Abstract

Only 26% of people with diabetes in the US use insulin, even though 44% have A1c levels over 7%. Cost may be a barrier to insulin use, and, thus biosimilar insulin (BI) offers potential savings. A regulatory pathway for biosimilar drugs was created in 2010, and several preparations are in development. This study’s purpose was to assess the openness of diabetes patients and certified diabetes educators (CDEs) to BI. In mid-2011 we surveyed a panel of subscribers to a diabetes patient newsletter (diaTribe) and a panel of US CDEs about their willingness to use or recommend BI, respectively. A total of 1,637 insulin users (65% type 1, median age 49 yrs, 62% female, median household income $25,000-$49,999, 67% bachelor’s degree or higher, 81% private health insurance) and 415 educators (52% outpatient hospital setting, 28% private office, mean 21 patients per week) responded to the survey. Both surveys specified that BI would be priced favorably relative to current insulins; patients were to assume healthcare provider approval.

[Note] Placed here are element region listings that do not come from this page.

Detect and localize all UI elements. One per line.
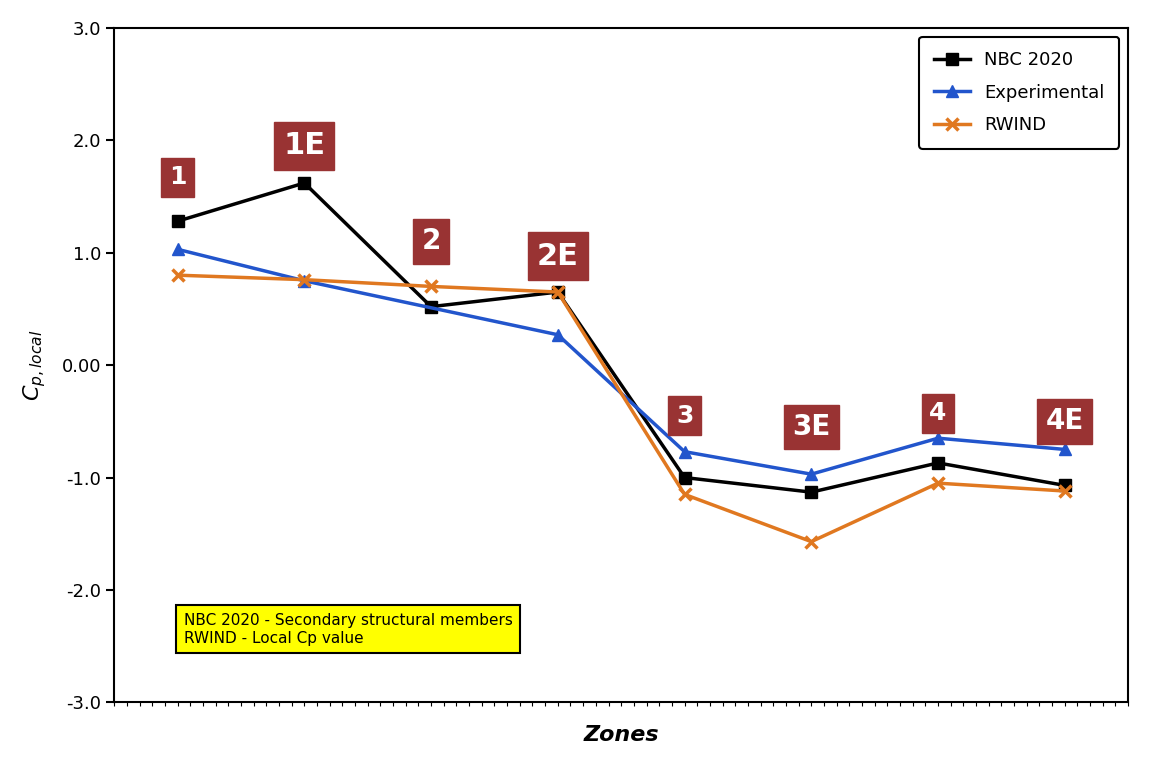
Experimental	[171, 244, 185, 254]
NBC 2020	[931, 458, 944, 467]
Line: Experimental: Experimental	[171, 243, 1071, 480]
RWIND	[424, 282, 438, 291]
Experimental	[298, 277, 311, 286]
Text: 4E: 4E	[1046, 408, 1084, 435]
NBC 2020	[298, 178, 311, 188]
NBC 2020	[678, 473, 692, 482]
NBC 2020	[1058, 481, 1072, 490]
Text: 2: 2	[422, 228, 441, 255]
Experimental	[678, 447, 692, 457]
Y-axis label: $C_{p,local}$: $C_{p,local}$	[21, 329, 47, 401]
RWIND	[550, 287, 564, 296]
X-axis label: Zones: Zones	[584, 725, 660, 745]
Experimental	[550, 330, 564, 339]
NBC 2020	[550, 287, 564, 296]
Experimental	[804, 470, 818, 479]
NBC 2020	[424, 302, 438, 311]
Text: 3: 3	[676, 404, 693, 427]
Text: 3E: 3E	[792, 413, 831, 441]
RWIND	[1058, 486, 1072, 496]
RWIND	[931, 479, 944, 488]
RWIND	[298, 275, 311, 284]
NBC 2020	[804, 487, 818, 496]
Line: NBC 2020: NBC 2020	[171, 177, 1071, 499]
Text: 1: 1	[169, 165, 186, 189]
Legend: NBC 2020, Experimental, RWIND: NBC 2020, Experimental, RWIND	[919, 37, 1119, 149]
NBC 2020	[171, 217, 185, 226]
Text: 2E: 2E	[537, 241, 579, 270]
Text: NBC 2020 - Secondary structural members
RWIND - Local Cp value: NBC 2020 - Secondary structural members …	[184, 613, 512, 646]
RWIND	[171, 270, 185, 280]
Text: 1E: 1E	[284, 132, 325, 160]
RWIND	[804, 537, 818, 546]
Experimental	[1058, 445, 1072, 454]
Experimental	[931, 434, 944, 443]
Line: RWIND: RWIND	[171, 269, 1071, 548]
RWIND	[678, 489, 692, 499]
Text: 4: 4	[930, 401, 947, 425]
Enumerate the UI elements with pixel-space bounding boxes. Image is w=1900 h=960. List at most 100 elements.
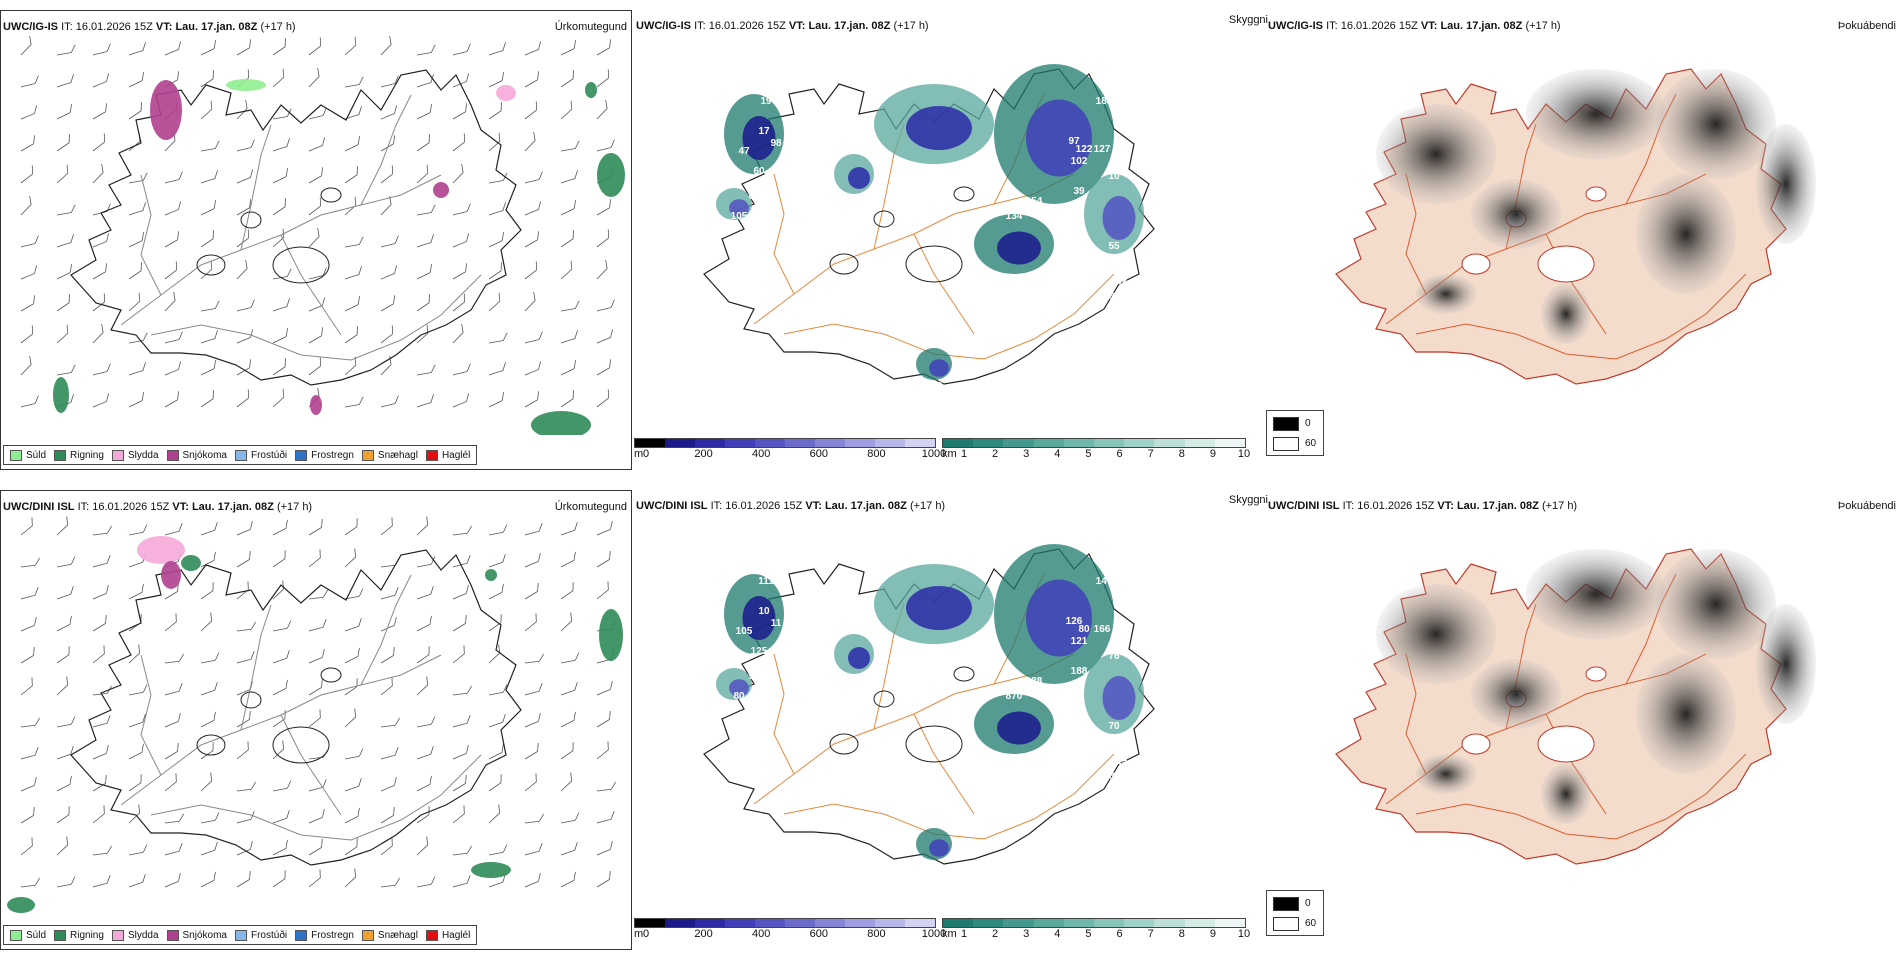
colorbar-segment (1214, 439, 1246, 447)
init-label: IT: (77, 501, 90, 513)
visibility-panel: UWC/IG-IS IT: 16.01.2026 15Z VT: Lau. 17… (634, 10, 1268, 470)
valid-label: VT: (172, 501, 189, 513)
legend-swatch (425, 449, 438, 461)
colorbar-segment (1184, 919, 1215, 927)
scale-tick-label: 400 (752, 448, 771, 460)
precip-map (20, 36, 625, 435)
visibility-value-label: 147 (1096, 576, 1113, 587)
glacier-outline (873, 690, 895, 708)
visibility-value-label: 98 (1103, 771, 1115, 782)
km-scale: km 1 2 3 4 5 6 7 8 9 10 (942, 918, 1250, 948)
glacier-outline (829, 733, 859, 755)
panel-title: Þokuábendi (1837, 500, 1896, 512)
colorbar-segment (1094, 439, 1125, 447)
colorbar-segment (635, 439, 665, 447)
init-label: IT: (710, 500, 723, 512)
legend-swatch (166, 449, 179, 461)
visibility-value-label: 125 (751, 646, 768, 657)
colorbar-segment (725, 439, 755, 447)
colorbar-segment (973, 439, 1004, 447)
visibility-value-label: 98 (770, 138, 782, 149)
scale-tick-label: 10 (1237, 448, 1251, 460)
legend-item: Slydda (111, 449, 159, 461)
legend-item: Frostregn (295, 449, 354, 461)
colorbar-segment (755, 439, 785, 447)
valid-label: VT: (805, 500, 822, 512)
colorbar-segment (1033, 439, 1064, 447)
valid-time: Lau. 17.jan. 08Z (1440, 20, 1523, 32)
legend-swatch (425, 929, 438, 941)
init-time: 16.01.2026 15Z (725, 500, 803, 512)
legend-swatch (54, 929, 67, 941)
visibility-value-label: 134 (1006, 211, 1023, 222)
low-visibility-areas (716, 544, 1144, 860)
valid-time: Lau. 17.jan. 08Z (175, 21, 258, 33)
scale-tick-label: 200 (694, 928, 713, 940)
colorbar-segment (875, 919, 905, 927)
legend-swatch (111, 929, 124, 941)
scale-tick-label: 800 (867, 448, 886, 460)
valid-time: Lau. 17.jan. 08Z (1456, 500, 1539, 512)
legend-item: Slydda (111, 929, 159, 941)
legend-label: Snjókoma (182, 929, 227, 941)
colorbar-segment (1154, 919, 1185, 927)
legend-swatch (10, 449, 22, 461)
fog-legend: 0 60 (1266, 410, 1324, 456)
colorbar-segment (1214, 919, 1246, 927)
colorbar-segment (755, 919, 785, 927)
panel-header: UWC/IG-IS IT: 16.01.2026 15Z VT: Lau. 17… (3, 21, 296, 33)
init-label: IT: (694, 20, 706, 32)
lead-time: (+17 h) (893, 20, 929, 32)
legend-label: Haglél (441, 929, 471, 941)
scale-tick-label: 9 (1209, 448, 1216, 460)
glacier-outline (953, 186, 975, 202)
forecast-row-dini-isl: UWC/DINI ISL IT: 16.01.2026 15Z VT: Lau.… (0, 490, 1900, 960)
height-colorbar (634, 918, 936, 928)
legend-label: Haglél (441, 449, 471, 461)
visibility-value-label: 102 (1071, 156, 1088, 167)
precip-legend: Súld Rigning Slydda Snjókoma Frostúði Frostre… (3, 925, 478, 945)
visibility-value-label: 105 (731, 211, 748, 222)
legend-label: Súld (26, 929, 47, 941)
glacier-outline (905, 245, 963, 283)
colorbar-segment (905, 439, 935, 447)
legend-swatch (361, 449, 374, 461)
low-visibility-areas (716, 64, 1144, 380)
visibility-value-label: 89 (1103, 291, 1115, 302)
legend-swatch (10, 929, 22, 941)
glacier-outline (1537, 725, 1595, 763)
fog-low-label: 60 (1305, 918, 1317, 929)
km-unit: km (942, 928, 957, 940)
legend-label: Rigning (70, 929, 104, 941)
glacier-outline (196, 254, 226, 276)
init-label: IT: (61, 21, 73, 33)
visibility-value-label: 13 (928, 861, 940, 872)
panel-title: Skyggni (1228, 14, 1268, 26)
model-name: UWC/IG-IS (3, 21, 58, 33)
visibility-value-label: 102 (926, 381, 943, 392)
panel-title: Úrkomutegund (554, 21, 627, 33)
glacier-outline (196, 734, 226, 756)
legend-label: Súld (26, 449, 47, 461)
km-colorbar (942, 918, 1246, 928)
fog-high-label: 0 (1305, 418, 1311, 429)
visibility-value-label: 60 (753, 166, 765, 177)
visibility-value-label: 70 (1108, 721, 1120, 732)
coastline (70, 69, 522, 386)
scale-tick-label: 2 (992, 448, 999, 460)
scale-tick-label: 5 (1085, 928, 1092, 940)
model-name: UWC/DINI ISL (1268, 500, 1340, 512)
legend-swatch (166, 929, 179, 941)
init-time: 16.01.2026 15Z (75, 21, 153, 33)
visibility-value-label: 121 (1071, 636, 1088, 647)
scale-tick-label: 3 (1023, 448, 1030, 460)
wind-barbs (20, 516, 617, 888)
visibility-value-label: 80 (733, 691, 745, 702)
colorbar-segment (1124, 919, 1155, 927)
visibility-value-label: 19 (760, 96, 772, 107)
scale-tick-label: 400 (752, 928, 771, 940)
scale-tick-label: 8 (1178, 448, 1185, 460)
visibility-value-label: 127 (1094, 144, 1111, 155)
fog-high-swatch (1273, 897, 1299, 911)
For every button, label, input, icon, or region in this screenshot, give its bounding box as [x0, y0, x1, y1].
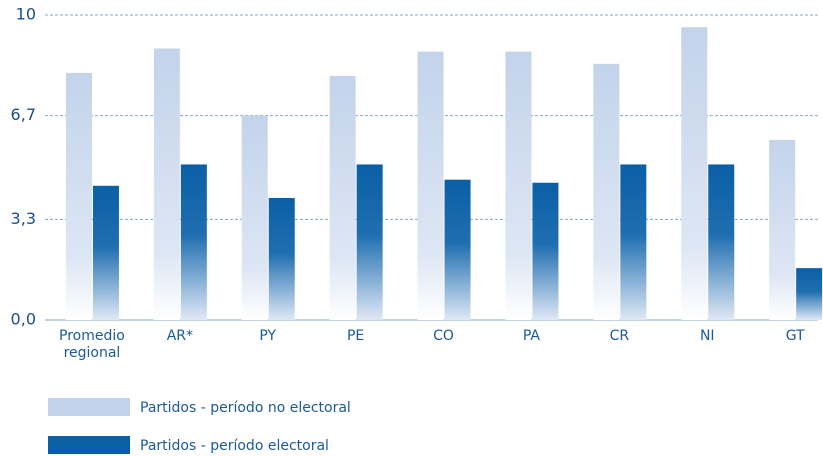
legend-swatch — [48, 436, 130, 454]
bar — [796, 268, 823, 320]
y-tick-label: 10 — [16, 5, 36, 24]
bar — [444, 179, 471, 320]
y-tick-label: 6,7 — [11, 105, 36, 124]
bar — [92, 185, 119, 320]
bar — [180, 164, 207, 320]
x-tick-label: PY — [259, 328, 277, 344]
x-tick-label: CO — [433, 328, 454, 344]
legend-label: Partidos - período electoral — [140, 438, 329, 454]
x-tick-label: CR — [609, 328, 630, 344]
bar — [153, 48, 180, 321]
bar — [329, 76, 356, 320]
x-tick-label: NI — [699, 328, 715, 344]
bar — [241, 115, 268, 321]
bar — [593, 63, 620, 321]
bar — [505, 51, 532, 320]
bar — [532, 182, 559, 320]
x-tick-label: AR* — [166, 328, 193, 344]
y-tick-label: 0,0 — [11, 310, 36, 329]
bar — [681, 27, 708, 320]
x-tick-label: Promedio regional — [59, 328, 125, 361]
bar — [268, 198, 295, 320]
legend-swatch — [48, 398, 130, 416]
legend-label: Partidos - período no electoral — [140, 400, 351, 416]
x-tick-label: PA — [522, 328, 540, 344]
y-tick-label: 3,3 — [11, 209, 36, 228]
x-tick-label: GT — [785, 328, 805, 344]
bar — [708, 164, 735, 320]
bar — [356, 164, 383, 320]
bar — [417, 51, 444, 320]
bar — [65, 72, 92, 320]
x-tick-label: PE — [346, 328, 365, 344]
bar — [769, 140, 796, 320]
bar — [620, 164, 647, 320]
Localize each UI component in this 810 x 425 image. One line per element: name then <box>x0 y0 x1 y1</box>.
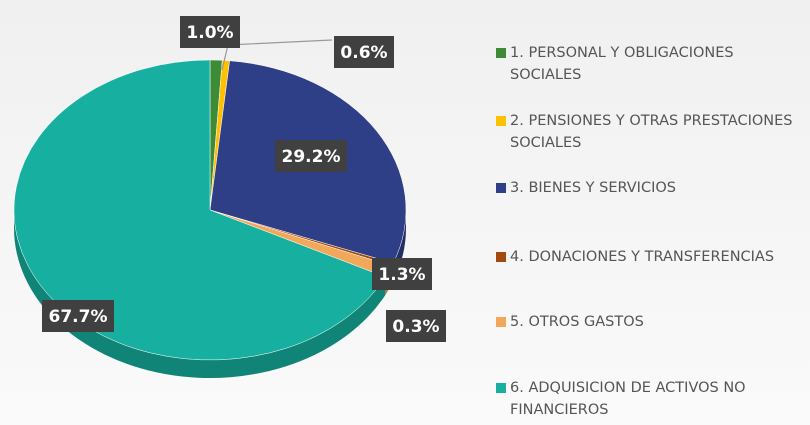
legend-label: 2. PENSIONES Y OTRAS PRESTACIONES SOCIAL… <box>510 113 793 151</box>
data-label: 0.6% <box>340 43 387 63</box>
label-box <box>386 310 446 342</box>
data-label: 0.3% <box>392 317 439 337</box>
data-label: 29.2% <box>282 147 341 167</box>
legend-swatch <box>496 48 506 58</box>
label-box <box>180 16 240 48</box>
legend-entry: 2. PENSIONES Y OTRAS PRESTACIONES SOCIAL… <box>496 110 805 154</box>
label-box <box>275 140 347 172</box>
data-label: 67.7% <box>49 307 108 327</box>
data-label: 1.0% <box>186 23 233 43</box>
legend-swatch <box>496 317 506 327</box>
label-box <box>372 258 432 290</box>
legend-entry: 6. ADQUISICION DE ACTIVOS NO FINANCIEROS <box>496 377 805 421</box>
legend-label: 3. BIENES Y SERVICIOS <box>510 180 676 196</box>
label-box <box>42 300 114 332</box>
legend-label: 4. DONACIONES Y TRANSFERENCIAS <box>510 249 775 265</box>
legend-entry: 4. DONACIONES Y TRANSFERENCIAS <box>496 246 805 268</box>
label-box <box>334 36 394 68</box>
slice <box>13 59 386 361</box>
legend-label: 6. ADQUISICION DE ACTIVOS NO FINANCIEROS <box>510 380 746 418</box>
legend-entry: 1. PERSONAL Y OBLIGACIONES SOCIALES <box>496 42 805 86</box>
legend-swatch <box>496 252 506 262</box>
data-label: 1.3% <box>378 265 425 285</box>
legend-label: 1. PERSONAL Y OBLIGACIONES SOCIALES <box>510 45 734 83</box>
legend-entry: 3. BIENES Y SERVICIOS <box>496 177 805 199</box>
legend-entry: 5. OTROS GASTOS <box>496 311 805 333</box>
legend-swatch <box>496 116 506 126</box>
legend-label: 5. OTROS GASTOS <box>510 314 644 330</box>
legend-swatch <box>496 183 506 193</box>
legend-swatch <box>496 383 506 393</box>
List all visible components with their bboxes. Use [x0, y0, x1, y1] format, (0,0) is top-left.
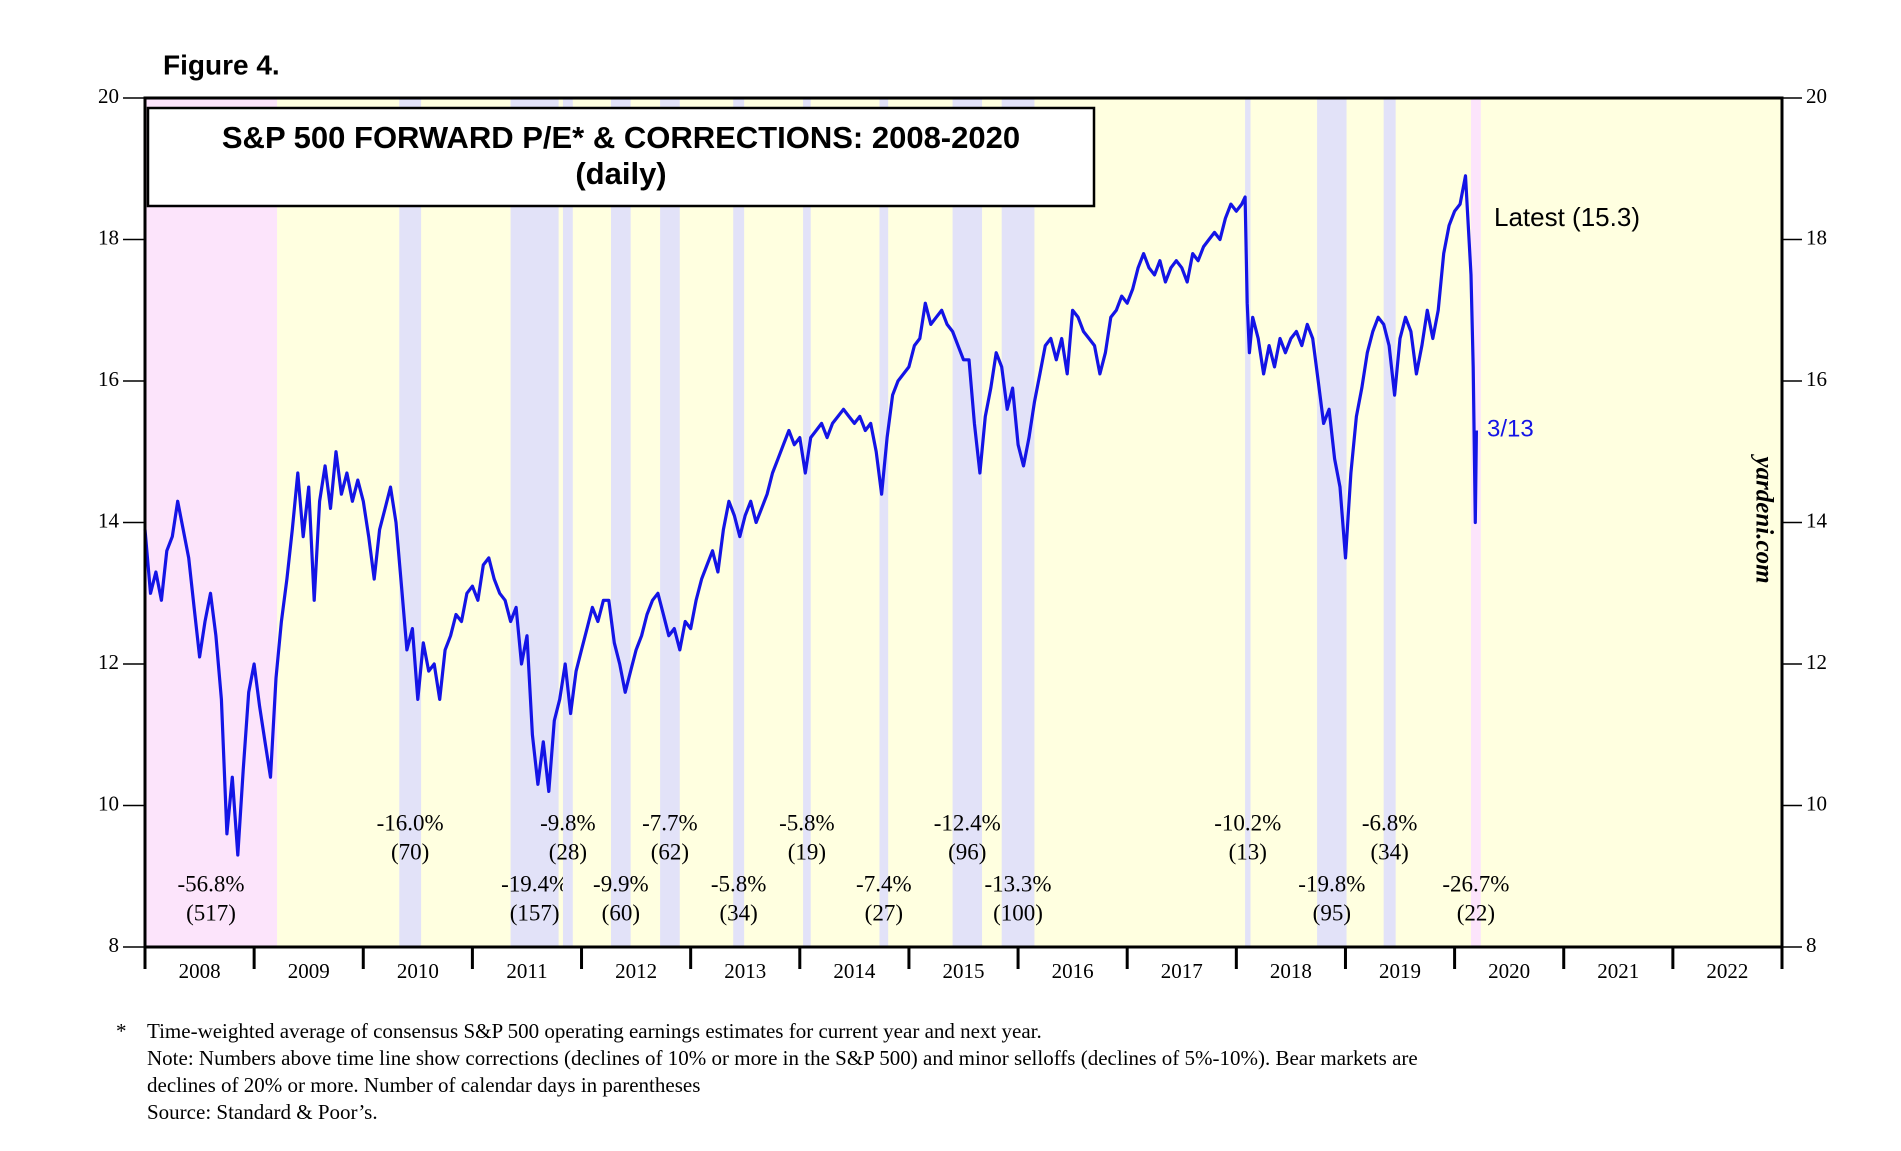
x-tick-label: 2013	[724, 959, 766, 983]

Most patients said they would “definitely” (30%) or “likely” (37%) use BI, while only 17% said “unlikely” or “definitely not.” Answers of “definitely” were more common among patients currently using NPH (46%, n=26) or premixed insulin (41%, n=36) than rapid-acting analogs (28%, n=341); “definitely” answers were also more common among those with type 2 diabetes (38%, n=213) than adults (29%, n=256) or children (13%, n=26) with type 1 diabetes. Most CDEs said they would “definitely” (41%) or “likely” (42%) recommend BI, with only 5% saying “unlikely” or “definitely not.” In open-ended follow-up questions, vast majorities of both groups stressed that BI must be identical to current insulin in safety, efficacy, action profile, and/or quality. Thus the study’s results are contingent on these factors. We conclude there is significant interest in the future use of BI among patients and CDEs that could result in major transformation in insulin usage in the US.